The role of Hedda remains one of the most desired roles for an actress. Elizabeth Robins originated the role in London and starred in the first Broadway production. Other notable actresses to play the role over the years include Eva Le Gallienne (1928, renowned as one of the best interpretations), Peggy Ashcroft (1954), Maggie Smith (1970, in a production directed by Swedish auteur Ingmar Bergman), Claire Bloom (1971), Glenda Jackson (1975), Diana Rigg (1981, TV movie), Fiona Shaw (1991), Annette Bening (1999), Martha Plimpton (2001, Steppenwolf), Kate Burton (2002), Cate Blanchett (2006), and Mary-Louise Parker (2009). The Nicholas Rudall translation of the play first premiered at Court Theatre in Chicago in 1984, with Writers Theatre favorite William Brown playing the role of Eilert Lovborg.

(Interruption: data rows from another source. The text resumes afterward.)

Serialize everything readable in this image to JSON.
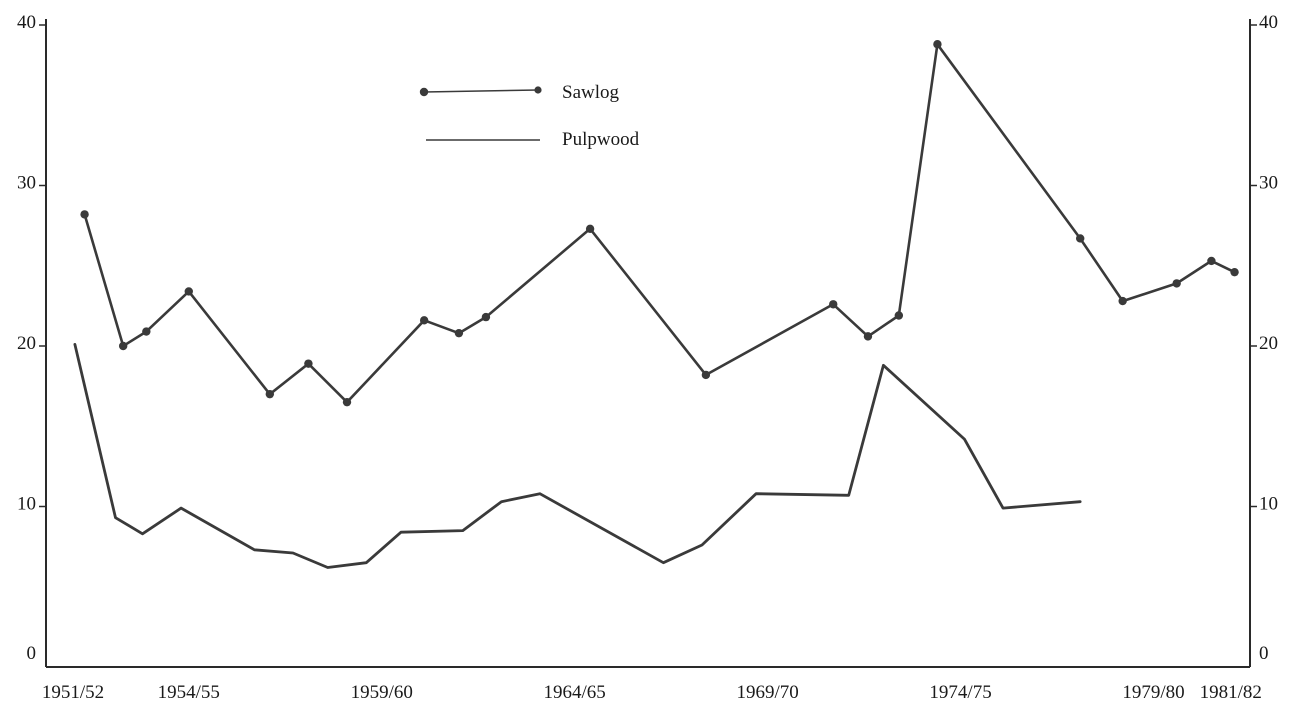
{
  "chart_data": {
    "type": "line",
    "title": "",
    "xlabel": "",
    "ylabel": "",
    "ylim": [
      0,
      40
    ],
    "y_ticks": [
      0,
      10,
      20,
      30,
      40
    ],
    "y_ticks_right": [
      0,
      10,
      20,
      30,
      40
    ],
    "x_range": [
      1950.8,
      1982.0
    ],
    "x_tick_labels": [
      {
        "x": 1951.5,
        "label": "1951/52"
      },
      {
        "x": 1954.5,
        "label": "1954/55"
      },
      {
        "x": 1959.5,
        "label": "1959/60"
      },
      {
        "x": 1964.5,
        "label": "1964/65"
      },
      {
        "x": 1969.5,
        "label": "1969/70"
      },
      {
        "x": 1974.5,
        "label": "1974/75"
      },
      {
        "x": 1979.5,
        "label": "1979/80"
      },
      {
        "x": 1981.5,
        "label": "1981/82"
      }
    ],
    "grid": false,
    "legend_position": "top-left",
    "series": [
      {
        "name": "Sawlog",
        "marker": "dot",
        "color": "#3a3a3a",
        "points": [
          [
            1951.8,
            28.2
          ],
          [
            1952.8,
            20.0
          ],
          [
            1953.4,
            20.9
          ],
          [
            1954.5,
            23.4
          ],
          [
            1956.6,
            17.0
          ],
          [
            1957.6,
            18.9
          ],
          [
            1958.6,
            16.5
          ],
          [
            1960.6,
            21.6
          ],
          [
            1961.5,
            20.8
          ],
          [
            1962.2,
            21.8
          ],
          [
            1964.9,
            27.3
          ],
          [
            1967.9,
            18.2
          ],
          [
            1971.2,
            22.6
          ],
          [
            1972.1,
            20.6
          ],
          [
            1972.9,
            21.9
          ],
          [
            1973.9,
            38.8
          ],
          [
            1977.6,
            26.7
          ],
          [
            1978.7,
            22.8
          ],
          [
            1980.1,
            23.9
          ],
          [
            1981.0,
            25.3
          ],
          [
            1981.6,
            24.6
          ]
        ]
      },
      {
        "name": "Pulpwood",
        "marker": "none",
        "color": "#3a3a3a",
        "points": [
          [
            1951.55,
            20.1
          ],
          [
            1952.6,
            9.3
          ],
          [
            1953.3,
            8.3
          ],
          [
            1954.3,
            9.9
          ],
          [
            1956.2,
            7.3
          ],
          [
            1957.2,
            7.1
          ],
          [
            1958.1,
            6.2
          ],
          [
            1959.1,
            6.5
          ],
          [
            1960.0,
            8.4
          ],
          [
            1961.6,
            8.5
          ],
          [
            1962.6,
            10.3
          ],
          [
            1963.6,
            10.8
          ],
          [
            1966.8,
            6.5
          ],
          [
            1967.8,
            7.6
          ],
          [
            1969.2,
            10.8
          ],
          [
            1971.6,
            10.7
          ],
          [
            1972.5,
            18.8
          ],
          [
            1974.6,
            14.2
          ],
          [
            1975.6,
            9.9
          ],
          [
            1977.6,
            10.3
          ]
        ]
      }
    ]
  }
}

All of Ibsen’s plays, and particularly his masterpiece Hedda Gabler, deeply influenced those following in his footsteps. Two of his younger contemporaries, Strindberg and Chekhov, while disliking Ibsen, continued to explore in their works the modern tragedy that Ibsen had created. Successive writers had no qualms putting Ibsen on a pedestal and acknowledging his influence on their writings. Pirandello declared, “After Shakespeare, I unhesitatingly place Ibsen first.” Eugene O’Neill called his work “intensely human and understandable” and “much nearer to me than Shakespeare.” But perhaps Swedish critic Martin Lamm put it best when he said, “Ibsen is the Rome of modern drama. All roads ultimately lead from him and to him.”